Julius Chambers, who loved controversial topics, had the following to say in his Brooklyn Daily Eagle column “Walks and Talks” of Jan. 9, 1914: “The ranks of the ideal rich are thinning. When one finds an immensely wealthy woman like Mrs. Harry Payne Whitney, formerly Gertrude Vanderbilt, modeling a statue like that memorializing the Titanic disaster — a work accepted over many competitors and accorded a place in Potomac Park at Washington — it is time to recognize the revolution in progress in New York society.
 

“No more ‘monkey dinners.’ No more girl bachelor suppers that last until daylight! No longer will the merely rich girl of the future trifle away her precious time “There will be exceptions, naturally, but they will be known.

“Hereafter the pampered ‘golden girl’ must cease to exist!

* * *
 

“The woman who has nothing but money to recommend her must marry a social troglodyte — a chap content to live on her income and to spend his time in a cave of his own, restricted to not more than two clubs in Manhattan where such creatures are tolerated.
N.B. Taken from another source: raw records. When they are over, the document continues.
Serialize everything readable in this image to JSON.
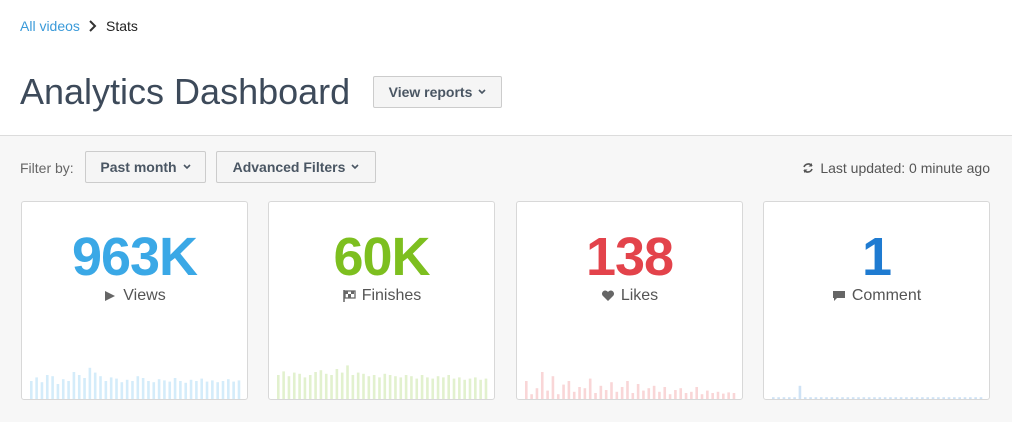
{
  "breadcrumb": {
    "link": "All videos",
    "current": "Stats"
  },
  "header": {
    "title": "Analytics Dashboard",
    "button": "View reports"
  },
  "filters": {
    "label": "Filter by:",
    "buttons": [
      "Past month",
      "Advanced Filters"
    ],
    "status": "Last updated: 0 minute ago"
  },
  "cards": [
    {
      "value": "963K",
      "label": "Views",
      "color": "#3aa8e6",
      "sparkline": [
        30,
        36,
        28,
        40,
        38,
        25,
        33,
        30,
        45,
        40,
        35,
        52,
        44,
        38,
        30,
        36,
        34,
        28,
        32,
        30,
        38,
        35,
        30,
        28,
        33,
        31,
        29,
        35,
        30,
        27,
        32,
        30,
        34,
        29,
        31,
        28,
        30,
        33,
        29,
        31
      ]
    },
    {
      "value": "60K",
      "label": "Finishes",
      "color": "#7dbf1f",
      "sparkline": [
        40,
        46,
        38,
        44,
        42,
        36,
        40,
        45,
        48,
        42,
        40,
        50,
        44,
        56,
        40,
        44,
        42,
        38,
        40,
        36,
        42,
        40,
        38,
        36,
        40,
        38,
        34,
        40,
        36,
        34,
        38,
        36,
        40,
        34,
        36,
        32,
        34,
        36,
        32,
        34
      ]
    },
    {
      "value": "138",
      "label": "Likes",
      "color": "#e3434b",
      "sparkline": [
        30,
        8,
        18,
        45,
        14,
        38,
        8,
        24,
        30,
        12,
        20,
        18,
        34,
        10,
        22,
        15,
        28,
        12,
        20,
        30,
        10,
        25,
        14,
        18,
        22,
        12,
        20,
        8,
        15,
        18,
        10,
        12,
        20,
        8,
        14,
        10,
        12,
        9,
        11,
        10
      ]
    },
    {
      "value": "1",
      "label": "Comment",
      "color": "#1f7bd1",
      "sparkline": [
        3,
        3,
        3,
        3,
        3,
        22,
        3,
        3,
        3,
        3,
        3,
        3,
        3,
        3,
        3,
        3,
        3,
        3,
        3,
        3,
        3,
        3,
        3,
        3,
        3,
        3,
        3,
        3,
        3,
        3,
        3,
        3,
        3,
        3,
        3,
        3,
        3,
        3,
        3,
        3
      ]
    }
  ]
}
“My prediction is that typical young women of great wealth in this city will lead in the movement for the elevation and enfranchisement of their sex! They have already comprehended the humiliations to which their mothers and grandmothers calmly submitted, so long as they could filch support from men.
 

“This is an era in which ‘grafters’ of all sorts are being exposed! At last, young women who have been resorting to every manner of trick and device to wheedle money from their fathers, brothers and husbands will see the reaction of their offenses upon their own sex! Not until they do comprehend the undignified character of their conduct is there hope for their regeneration.

“A few women like Helen Gould, Anne Morgan, Inez Milholland, Gertrude Vanderbilt and others are splendid exemplars of the new woman.

“The ‘idle rich’ women are disappearing from ‘society’ and are struggling for self improvement. They are found at lectures like those given by Miss Richards, a former newspaper woman of Washington, listening with intent faces to reviews of the current news. There are classes twice in every week, at two of the most fashionable hotels, where from 400 to 600 women of the best society are receiving instruction in the making of history. These ladies are becoming informed in politics; they are learning the provisions of the Constitution — a document about which many of them knew nothing. They are following the development of Egypt, under British administration; they have been studying the war in the Balkans and trying to comprehend the meaning of the downfall of decadent Turkey and the renaissance of glorious Greece. They are seen daily in the lecture rooms of Columbia, the University of New York and Adelphi, applying their minds to science, philosophy and law.

“A mere smattering of French no longer satisfies the sensible young woman, rich or poor; a knowledge of English is demanded. Poverty has ceased to be a bar to the acquirement of a complete education: the fact that many a working girl has raised herself into the intellectual class has dignified labor by gaining a large income. Such examples have had their effect upon previously pampered, idle rich girls.

“Women of the latter class must now be capable of doing something besides squandering the wealth of their fathers or husbands.

“They actually realize that great truth.

* * *

“The hour has already struck in which it is no longer respectable — outside of England or France — for a man to be supported by his wife. The British pre-nuptial settlement has belittled the race of Englishmen.”